I just wanted to complement the discussion with some formal statements.
Markov chain Monte Carlo, including Hamiltonian Monte Carlo, is a stochastic algorithm. In theory each time we run the algorithm we should generate a different Markov chain and hence different Markov chain Monte Carlo estimators. Assuming that the Markov chain Monte Carlo algorithm is reasonably well-behaved these estimators will converge to the same answer only for infinitely long Markov chains. In other words even in theory realized finite Markov chains, and the subsequent estimators, are not reproducible!

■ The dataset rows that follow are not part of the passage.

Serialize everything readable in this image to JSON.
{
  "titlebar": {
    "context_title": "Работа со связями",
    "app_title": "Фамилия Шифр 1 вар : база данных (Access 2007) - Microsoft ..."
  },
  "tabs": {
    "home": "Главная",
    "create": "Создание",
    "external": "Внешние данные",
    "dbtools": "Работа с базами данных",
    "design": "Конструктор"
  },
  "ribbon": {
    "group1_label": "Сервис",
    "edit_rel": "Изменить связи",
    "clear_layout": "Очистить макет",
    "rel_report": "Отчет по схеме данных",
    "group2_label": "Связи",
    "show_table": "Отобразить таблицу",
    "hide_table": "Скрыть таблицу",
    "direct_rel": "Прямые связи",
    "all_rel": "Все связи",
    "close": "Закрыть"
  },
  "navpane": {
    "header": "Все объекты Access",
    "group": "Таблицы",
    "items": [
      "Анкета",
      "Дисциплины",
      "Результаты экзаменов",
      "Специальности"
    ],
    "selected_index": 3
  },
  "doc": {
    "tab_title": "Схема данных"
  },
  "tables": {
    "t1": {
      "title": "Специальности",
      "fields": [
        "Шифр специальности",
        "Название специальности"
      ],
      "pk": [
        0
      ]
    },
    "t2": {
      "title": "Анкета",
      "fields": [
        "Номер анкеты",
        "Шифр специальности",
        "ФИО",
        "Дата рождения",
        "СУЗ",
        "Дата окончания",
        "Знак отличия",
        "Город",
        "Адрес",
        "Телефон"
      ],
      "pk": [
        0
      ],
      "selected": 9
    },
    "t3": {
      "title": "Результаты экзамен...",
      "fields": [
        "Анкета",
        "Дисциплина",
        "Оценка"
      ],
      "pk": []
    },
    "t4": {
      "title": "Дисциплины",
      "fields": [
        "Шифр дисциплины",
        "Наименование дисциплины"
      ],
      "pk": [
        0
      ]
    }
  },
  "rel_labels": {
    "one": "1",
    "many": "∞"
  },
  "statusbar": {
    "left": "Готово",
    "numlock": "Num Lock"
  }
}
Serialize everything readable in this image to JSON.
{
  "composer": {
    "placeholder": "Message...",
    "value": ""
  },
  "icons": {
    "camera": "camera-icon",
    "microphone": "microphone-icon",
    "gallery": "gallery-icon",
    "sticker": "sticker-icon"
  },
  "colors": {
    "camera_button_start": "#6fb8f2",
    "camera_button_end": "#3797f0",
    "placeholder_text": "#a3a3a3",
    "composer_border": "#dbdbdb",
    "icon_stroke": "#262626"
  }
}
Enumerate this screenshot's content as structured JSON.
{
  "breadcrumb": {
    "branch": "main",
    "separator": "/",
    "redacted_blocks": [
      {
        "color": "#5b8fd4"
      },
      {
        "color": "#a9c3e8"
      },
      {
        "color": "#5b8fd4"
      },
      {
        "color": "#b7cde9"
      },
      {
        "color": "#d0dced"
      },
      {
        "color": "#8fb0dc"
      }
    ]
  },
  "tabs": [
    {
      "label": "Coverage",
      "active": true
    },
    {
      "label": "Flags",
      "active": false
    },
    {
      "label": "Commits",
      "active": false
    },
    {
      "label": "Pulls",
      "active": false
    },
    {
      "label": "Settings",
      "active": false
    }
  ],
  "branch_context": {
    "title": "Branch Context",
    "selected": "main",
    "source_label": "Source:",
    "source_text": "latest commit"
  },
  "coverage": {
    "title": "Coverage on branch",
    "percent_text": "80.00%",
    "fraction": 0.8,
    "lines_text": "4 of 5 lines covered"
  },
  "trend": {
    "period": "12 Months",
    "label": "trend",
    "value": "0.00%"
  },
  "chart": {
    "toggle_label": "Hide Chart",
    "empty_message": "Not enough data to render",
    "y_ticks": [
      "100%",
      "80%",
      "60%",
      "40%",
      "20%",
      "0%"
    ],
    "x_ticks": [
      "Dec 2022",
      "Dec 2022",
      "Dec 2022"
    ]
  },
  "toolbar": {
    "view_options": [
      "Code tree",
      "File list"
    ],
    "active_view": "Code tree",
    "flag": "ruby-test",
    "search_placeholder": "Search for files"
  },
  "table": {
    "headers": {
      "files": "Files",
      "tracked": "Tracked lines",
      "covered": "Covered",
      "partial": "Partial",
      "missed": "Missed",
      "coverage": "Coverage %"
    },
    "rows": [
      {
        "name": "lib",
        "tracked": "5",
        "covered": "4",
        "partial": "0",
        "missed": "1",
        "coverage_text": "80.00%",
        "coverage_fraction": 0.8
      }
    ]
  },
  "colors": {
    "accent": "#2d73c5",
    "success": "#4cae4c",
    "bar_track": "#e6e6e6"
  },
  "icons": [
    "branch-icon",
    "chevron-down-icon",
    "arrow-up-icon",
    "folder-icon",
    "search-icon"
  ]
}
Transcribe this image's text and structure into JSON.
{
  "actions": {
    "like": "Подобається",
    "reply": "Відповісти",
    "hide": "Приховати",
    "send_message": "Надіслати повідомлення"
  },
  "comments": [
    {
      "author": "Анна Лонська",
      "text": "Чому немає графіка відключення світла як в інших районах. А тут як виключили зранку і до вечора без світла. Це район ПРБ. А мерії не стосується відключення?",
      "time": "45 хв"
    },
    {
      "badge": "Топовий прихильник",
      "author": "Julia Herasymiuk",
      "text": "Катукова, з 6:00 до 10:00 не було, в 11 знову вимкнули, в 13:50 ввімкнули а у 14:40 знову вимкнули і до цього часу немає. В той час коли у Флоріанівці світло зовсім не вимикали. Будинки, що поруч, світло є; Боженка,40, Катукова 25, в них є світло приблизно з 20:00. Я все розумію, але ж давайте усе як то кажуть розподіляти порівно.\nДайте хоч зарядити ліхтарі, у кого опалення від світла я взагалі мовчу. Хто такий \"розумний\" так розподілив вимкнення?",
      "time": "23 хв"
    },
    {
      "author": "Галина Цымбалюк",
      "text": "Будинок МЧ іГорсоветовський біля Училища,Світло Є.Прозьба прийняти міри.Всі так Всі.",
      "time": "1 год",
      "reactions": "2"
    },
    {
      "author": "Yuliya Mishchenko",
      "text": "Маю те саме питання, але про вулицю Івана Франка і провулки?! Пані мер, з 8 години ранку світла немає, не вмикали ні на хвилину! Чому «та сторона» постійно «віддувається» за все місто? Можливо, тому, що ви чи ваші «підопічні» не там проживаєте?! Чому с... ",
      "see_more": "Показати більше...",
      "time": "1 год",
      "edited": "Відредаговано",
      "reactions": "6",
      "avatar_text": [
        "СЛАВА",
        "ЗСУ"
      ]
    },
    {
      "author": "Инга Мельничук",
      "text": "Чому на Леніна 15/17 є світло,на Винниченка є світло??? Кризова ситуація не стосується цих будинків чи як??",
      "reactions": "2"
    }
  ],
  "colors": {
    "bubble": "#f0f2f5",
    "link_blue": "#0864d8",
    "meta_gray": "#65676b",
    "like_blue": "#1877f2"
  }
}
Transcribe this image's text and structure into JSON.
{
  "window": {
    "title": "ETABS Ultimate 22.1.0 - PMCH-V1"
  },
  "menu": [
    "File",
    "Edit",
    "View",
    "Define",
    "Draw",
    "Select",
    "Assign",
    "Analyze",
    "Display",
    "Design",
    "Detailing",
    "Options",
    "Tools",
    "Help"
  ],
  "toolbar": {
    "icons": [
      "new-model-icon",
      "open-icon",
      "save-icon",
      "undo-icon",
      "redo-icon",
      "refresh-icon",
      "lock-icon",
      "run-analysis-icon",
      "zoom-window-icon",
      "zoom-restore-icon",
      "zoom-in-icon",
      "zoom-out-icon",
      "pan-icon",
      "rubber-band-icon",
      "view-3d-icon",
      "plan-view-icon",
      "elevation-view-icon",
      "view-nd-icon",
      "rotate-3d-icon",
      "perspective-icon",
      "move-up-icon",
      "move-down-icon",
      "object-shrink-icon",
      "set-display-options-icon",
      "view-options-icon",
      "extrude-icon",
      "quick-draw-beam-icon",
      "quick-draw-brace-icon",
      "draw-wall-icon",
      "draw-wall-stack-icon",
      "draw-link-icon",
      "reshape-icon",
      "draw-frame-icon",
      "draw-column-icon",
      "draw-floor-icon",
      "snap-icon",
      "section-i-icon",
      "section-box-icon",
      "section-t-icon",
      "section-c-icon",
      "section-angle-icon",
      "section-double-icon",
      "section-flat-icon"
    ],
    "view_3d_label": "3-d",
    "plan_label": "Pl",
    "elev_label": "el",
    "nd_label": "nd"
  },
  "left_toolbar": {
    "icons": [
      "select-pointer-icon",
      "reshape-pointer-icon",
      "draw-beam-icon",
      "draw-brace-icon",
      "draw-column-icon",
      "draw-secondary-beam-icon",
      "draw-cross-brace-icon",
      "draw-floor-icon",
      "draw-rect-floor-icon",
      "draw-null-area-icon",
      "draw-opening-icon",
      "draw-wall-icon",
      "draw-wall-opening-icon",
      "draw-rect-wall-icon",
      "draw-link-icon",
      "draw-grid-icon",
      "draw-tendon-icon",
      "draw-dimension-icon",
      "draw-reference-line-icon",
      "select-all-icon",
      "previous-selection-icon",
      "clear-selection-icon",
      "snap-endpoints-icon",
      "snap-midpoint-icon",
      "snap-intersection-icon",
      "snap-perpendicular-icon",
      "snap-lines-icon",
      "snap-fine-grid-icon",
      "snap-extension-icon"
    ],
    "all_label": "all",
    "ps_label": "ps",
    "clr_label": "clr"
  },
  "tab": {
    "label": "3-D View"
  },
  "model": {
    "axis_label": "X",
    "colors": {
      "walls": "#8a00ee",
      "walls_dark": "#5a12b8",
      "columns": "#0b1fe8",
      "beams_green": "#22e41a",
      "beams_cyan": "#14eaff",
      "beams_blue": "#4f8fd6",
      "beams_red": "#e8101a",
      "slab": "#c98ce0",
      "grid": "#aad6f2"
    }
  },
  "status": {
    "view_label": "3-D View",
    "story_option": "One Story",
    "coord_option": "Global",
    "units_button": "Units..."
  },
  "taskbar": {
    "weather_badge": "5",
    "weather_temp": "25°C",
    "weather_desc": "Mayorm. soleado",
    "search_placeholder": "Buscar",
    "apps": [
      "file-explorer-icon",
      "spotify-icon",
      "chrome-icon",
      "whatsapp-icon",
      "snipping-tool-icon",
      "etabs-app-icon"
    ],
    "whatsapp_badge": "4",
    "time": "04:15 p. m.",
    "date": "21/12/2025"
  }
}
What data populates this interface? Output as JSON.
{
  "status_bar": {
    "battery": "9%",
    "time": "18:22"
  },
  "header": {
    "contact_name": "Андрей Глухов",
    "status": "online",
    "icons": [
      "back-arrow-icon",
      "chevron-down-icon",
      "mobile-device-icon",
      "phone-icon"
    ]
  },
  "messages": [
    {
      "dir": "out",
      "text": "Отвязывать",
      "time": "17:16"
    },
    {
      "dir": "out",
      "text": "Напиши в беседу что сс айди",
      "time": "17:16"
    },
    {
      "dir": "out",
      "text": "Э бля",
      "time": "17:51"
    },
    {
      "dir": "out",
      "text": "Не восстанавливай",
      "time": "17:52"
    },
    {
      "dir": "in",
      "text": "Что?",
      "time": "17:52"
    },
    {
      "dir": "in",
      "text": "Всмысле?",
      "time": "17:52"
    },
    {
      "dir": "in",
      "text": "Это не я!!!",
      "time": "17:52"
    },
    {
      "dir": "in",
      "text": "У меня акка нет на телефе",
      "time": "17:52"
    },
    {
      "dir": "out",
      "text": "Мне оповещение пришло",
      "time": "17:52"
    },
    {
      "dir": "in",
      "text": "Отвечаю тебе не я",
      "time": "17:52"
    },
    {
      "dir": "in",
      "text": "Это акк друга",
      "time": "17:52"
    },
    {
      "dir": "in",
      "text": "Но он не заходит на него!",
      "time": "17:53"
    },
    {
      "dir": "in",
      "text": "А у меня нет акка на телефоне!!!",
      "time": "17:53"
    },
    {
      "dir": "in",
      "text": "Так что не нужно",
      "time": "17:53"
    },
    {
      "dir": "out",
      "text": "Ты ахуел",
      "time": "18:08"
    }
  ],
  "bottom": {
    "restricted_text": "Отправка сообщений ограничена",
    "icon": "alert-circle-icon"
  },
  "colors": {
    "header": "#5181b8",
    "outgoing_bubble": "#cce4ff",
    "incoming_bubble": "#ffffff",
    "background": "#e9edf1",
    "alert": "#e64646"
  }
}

Although the finite-length behavior isn’t deterministically reproducible, for especially well-behaved Markov chain Monte Carlo algorithms it can be characterized probabilistically using a Markov chain Monte Carlo central limit theorem. This is why we have to check so many diagnostics – the useful diagnostics indicate obstructions to that central limit theorem and our ability to quantify the behavior of expectation value estimators from finite-length Markov chains.
What does this say about reproducibility? Let’s say that we have two realized Markov chains, generated either from the same algorithm or different algorithms. If all of the algorithms satisfy Markov chain Monte Carlo central limit theorems then the difference between the Markov chain Monte Carlo estimators for the expectation value \mathbb{E}_{\pi}[f] is approximately normally distributed,
\hat{f}_{1} - \hat{f}_{2} \sim \text{normal}(0, \sqrt{ \text{MCMC-SE}_{1}[f]^{2} + \text{MCMC-SE}_{2}[f]^{2} } ),
where \text{MCMC-SE} refers to the Markov chain Monte Carlo standard errors for the estimates. These are estimated along with the Markov chain Monte Carlo estimators themselves; for example in Stan they are displayed in the print
/stansummary
function outputs. In summary Markov chains, and subsequent Markov chain Monte Carlo estimators, are not deterministically reproducible but we can quantify their variation probabilistically.
All of these considerations are in theory. In practice the stochastic generation of Markov chains is determined by a pseudo-random number generator, which itself is initialized with a seed (although most seeds are actually pretty bad; see for example the discussion in Section 2.2.2 of Rumble in the Ensemble). If the computer hardware, operating system, and code are all fixed then the pseudo random number generator output, and hence the generated Markov chains, should also be fixed and exactly reproducible.
Even small changes to the hardware, operating system, or code, however, can have substantial changes to the pseudo random number generator output and Markov chain output. Indeed the better designed the pseudo random number generator and Markov chain Monte Carlo algorithm the more sensitive the outputs will be to small changes! In practice all of these changes are essentially equivalent to changing the pseudo random number generator seed. If we can’t control everything then we effectively cannot control the seed, and all we can expect in terms of reproducibility is the probabilistic variation afforded by the Markov chain Monte Carlo central limit theorem (and then only if the central limit theorem actually holds!).